Dans le collimateur des extrémistes
«Avant j’avais l’habitude de commettre de mauvais actes. Je me suis converti à l’Islam en juin 2001. C’est grâce à mon enseignante tijane au lycée que j’ai pu découvrir ce nouveau chemin de spiritualité», confesse Mohamed Shehi. A 32 ans, ce Sud-africain réside depuis deux mois dans la zaouïa de Médina 3 pour un séjour purement mystique où il apprendra et suivra les rites de son cheikh. Il communique avec son cheikh uniquement en Anglais. Tout comme Ahmed Kamel, un jeune nigérian de 16 ans qui a appris tout le Coran par cœur en Mauritanie sans comprendre l’Arabe. Pourtant, il récite magnifiquement le Coran. «Après avoir passé deux ans en Mauritanie, je me suis rendu compte que ma vision du monde et des gens a considérablement changé. Maintenant, je ne suis plus de caractère agressif comme avant et je tiens beaucoup à respecter tous les gens », confie le jeune soufi nigérian.

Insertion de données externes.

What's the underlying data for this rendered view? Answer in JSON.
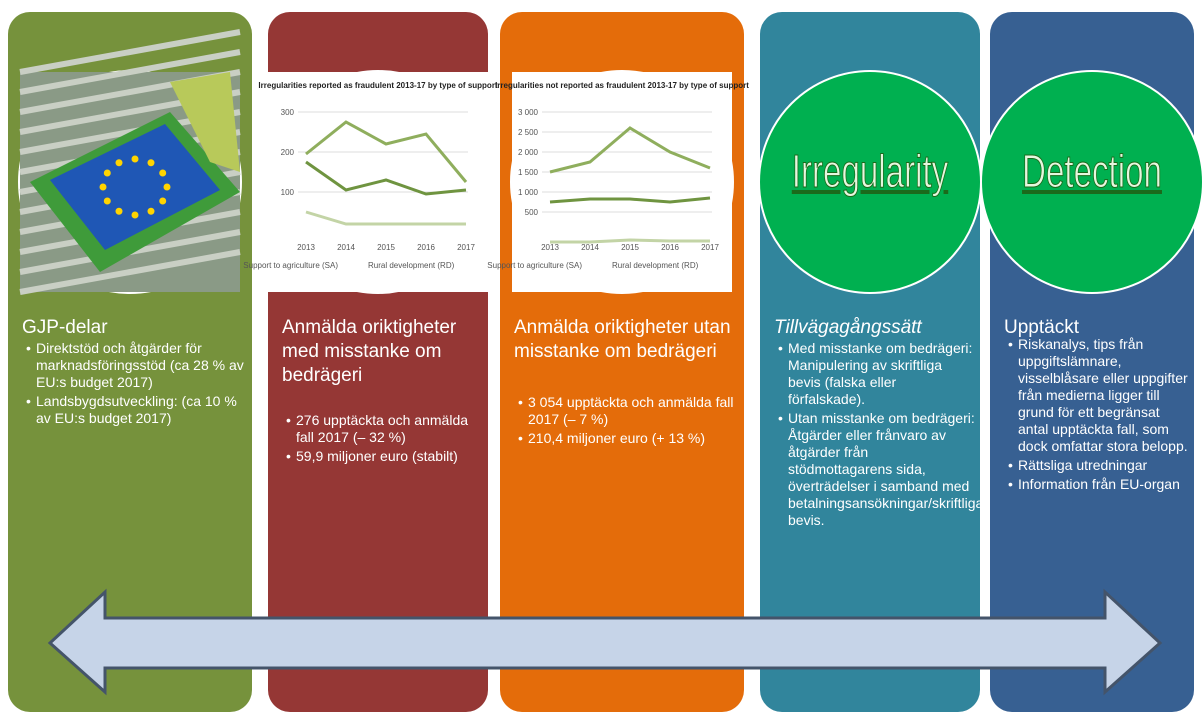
{
  "columns": [
    {
      "heading": "GJP-delar",
      "italic": false,
      "bullets": [
        "Direktstöd och åtgärder för marknadsföringsstöd (ca 28 % av EU:s budget 2017)",
        "Landsbygdsutveckling: (ca 10 % av EU:s budget 2017)"
      ]
    },
    {
      "heading": "Anmälda oriktigheter med misstanke om bedrägeri",
      "italic": false,
      "bullets": [
        "276 upptäckta och anmälda fall 2017 (– 32 %)",
        "59,9 miljoner euro (stabilt)"
      ],
      "chart": {
        "title": "Irregularities reported as fraudulent 2013-17 by type of support",
        "yticks": [
          "300",
          "200",
          "100"
        ],
        "years": [
          "2013",
          "2014",
          "2015",
          "2016",
          "2017"
        ],
        "legend": [
          "Support to agriculture (SA)",
          "Rural development (RD)"
        ]
      }
    },
    {
      "heading": "Anmälda oriktigheter utan misstanke om bedrägeri",
      "italic": false,
      "bullets": [
        "3 054 upptäckta och anmälda fall 2017 (– 7 %)",
        "210,4 miljoner euro (+ 13 %)"
      ],
      "chart": {
        "title": "Irregularities not reported as fraudulent 2013-17 by type of support",
        "yticks": [
          "3 000",
          "2 500",
          "2 000",
          "1 500",
          "1 000",
          "500"
        ],
        "years": [
          "2013",
          "2014",
          "2015",
          "2016",
          "2017"
        ],
        "legend": [
          "Support to agriculture (SA)",
          "Rural development (RD)"
        ]
      }
    },
    {
      "heading": "Tillvägagångssätt",
      "italic": true,
      "circle_word": "Irregularity",
      "bullets": [
        "Med misstanke om bedrägeri: Manipulering av skriftliga bevis (falska eller förfalskade).",
        "Utan misstanke om bedrägeri: Åtgärder eller frånvaro av åtgärder från stödmottagarens sida, överträdelser i samband med betalningsansökningar/skriftliga bevis."
      ]
    },
    {
      "heading": "Upptäckt",
      "italic": false,
      "circle_word": "Detection",
      "bullets": [
        "Riskanalys, tips från uppgiftslämnare, visselblåsare eller uppgifter från medierna ligger till grund för ett begränsat antal upptäckta fall, som dock omfattar stora belopp.",
        "Rättsliga utredningar",
        "Information från EU-organ"
      ]
    }
  ]
}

Le soufisme tenait et se tient debout face aux nouvelles formes du fondamentalisme. Selon professeur C. S. B. Kamara, certains facteurs expliquent bien la résistance des confréries face à la montée du courant extrémiste en Mauritanie depuis les années 1980 avec la propagation du wahhabisme par le biais des instituions inféodées à l’Arabie Saoudite. « Les confréries utilisent leurs théories bien connues, leurs pratiques confraternelles, leur passion pour le travail manuel, leurs plans de communication sociétale ciblant surtout les femmes, les jeunes et les migrants et saisonniers », pense le professeur Kamara.

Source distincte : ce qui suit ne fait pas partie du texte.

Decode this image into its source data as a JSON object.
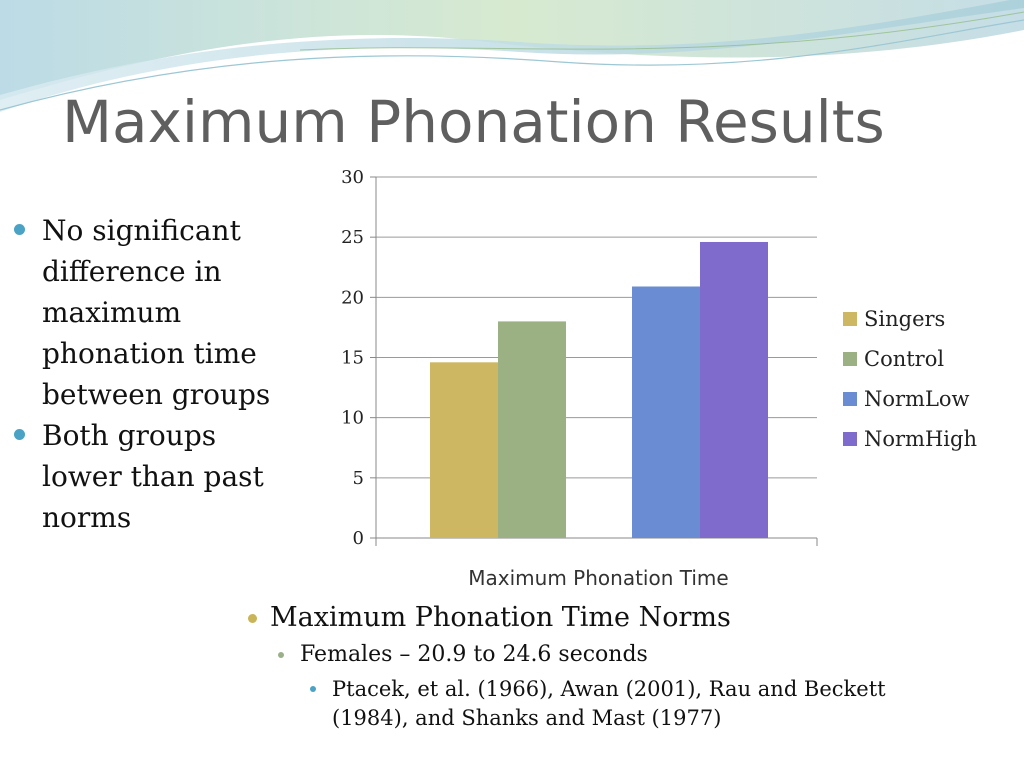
{
  "slide": {
    "title": "Maximum Phonation Results",
    "bullets": [
      "No significant difference in maximum phonation time between groups",
      "Both groups lower than past norms"
    ],
    "notes": {
      "level1": "Maximum Phonation Time Norms",
      "level2": "Females – 20.9 to 24.6 seconds",
      "level3": "Ptacek, et al. (1966), Awan (2001), Rau and Beckett (1984), and Shanks and Mast (1977)"
    },
    "colors": {
      "title": "#5f5f5f",
      "bullet_blue": "#4aa3c5",
      "bullet_gold": "#c9b457",
      "bullet_green": "#9ab08a"
    }
  },
  "chart_data": {
    "type": "bar",
    "title": "",
    "xlabel": "Maximum Phonation Time",
    "ylabel": "",
    "ylim": [
      0,
      30
    ],
    "yticks": [
      0,
      5,
      10,
      15,
      20,
      25,
      30
    ],
    "grid": true,
    "legend_position": "right",
    "series": [
      {
        "name": "Singers",
        "value": 14.6,
        "color": "#cdb762"
      },
      {
        "name": "Control",
        "value": 18.0,
        "color": "#9bb083"
      },
      {
        "name": "NormLow",
        "value": 20.9,
        "color": "#6a8cd2"
      },
      {
        "name": "NormHigh",
        "value": 24.6,
        "color": "#7f6bcb"
      }
    ]
  }
}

Excommuniés par certains courants extrémistes, les Tijanes se trouvent accusés d’hérésie par le wahhabisme. Pire encore, les Tijanes subissent « l’invasion » de leurs zaouïas par les salafistes. « Les fondamentalistes viennent parfois chez nous ici à la mosquée pour vendre leurs prêches erronés. Je leur interdis parfois la parole, surtout quand ils commencent à endoctriner les gens et demander aux jeunes de les joindre», lance le cheikh sur un ton engageant. Ould Mohamed Haibe avoue, toutefois, qu’il a dû agir «après la prière pour éviter que certains prédicateurs intégristes ne s’emparent pas de la tribune de la mosquée afin de transmettre leur propagande nocive basée sur une mauvaise interprétation de l’islam». C’est une rivalité que le cheikh révèle au grand jour avec amertume, sachant que les soufis ne veulent pas être sous les projecteurs. «On ne fait pas de propagande. Pour nous, la tariqa est avant tout une conviction volontaire et individuelle », conclut-il.

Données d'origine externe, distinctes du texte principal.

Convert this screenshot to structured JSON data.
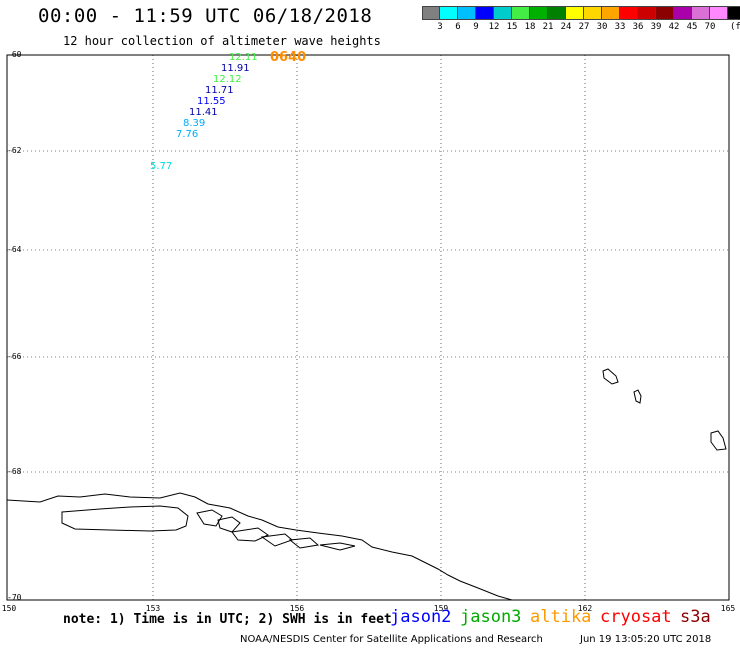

Par contre, les soufis possèdent, selon des chercheurs, leurs propres moyens de communication. « Les confréries organisent de fêtes religieuses et de conférences périodiques qui leur attirent nombre d’adeptes», constate le professeur Kamara. Par ailleurs, nombreux sont les islamologues qui appellent désormais à la réforme du soufisme musulman en vue d’une « renaissance spirituelle » qui s’inspire en fait des valeurs universelles. Ne serait-ce que pour l’émergence d’un islam des Lumières.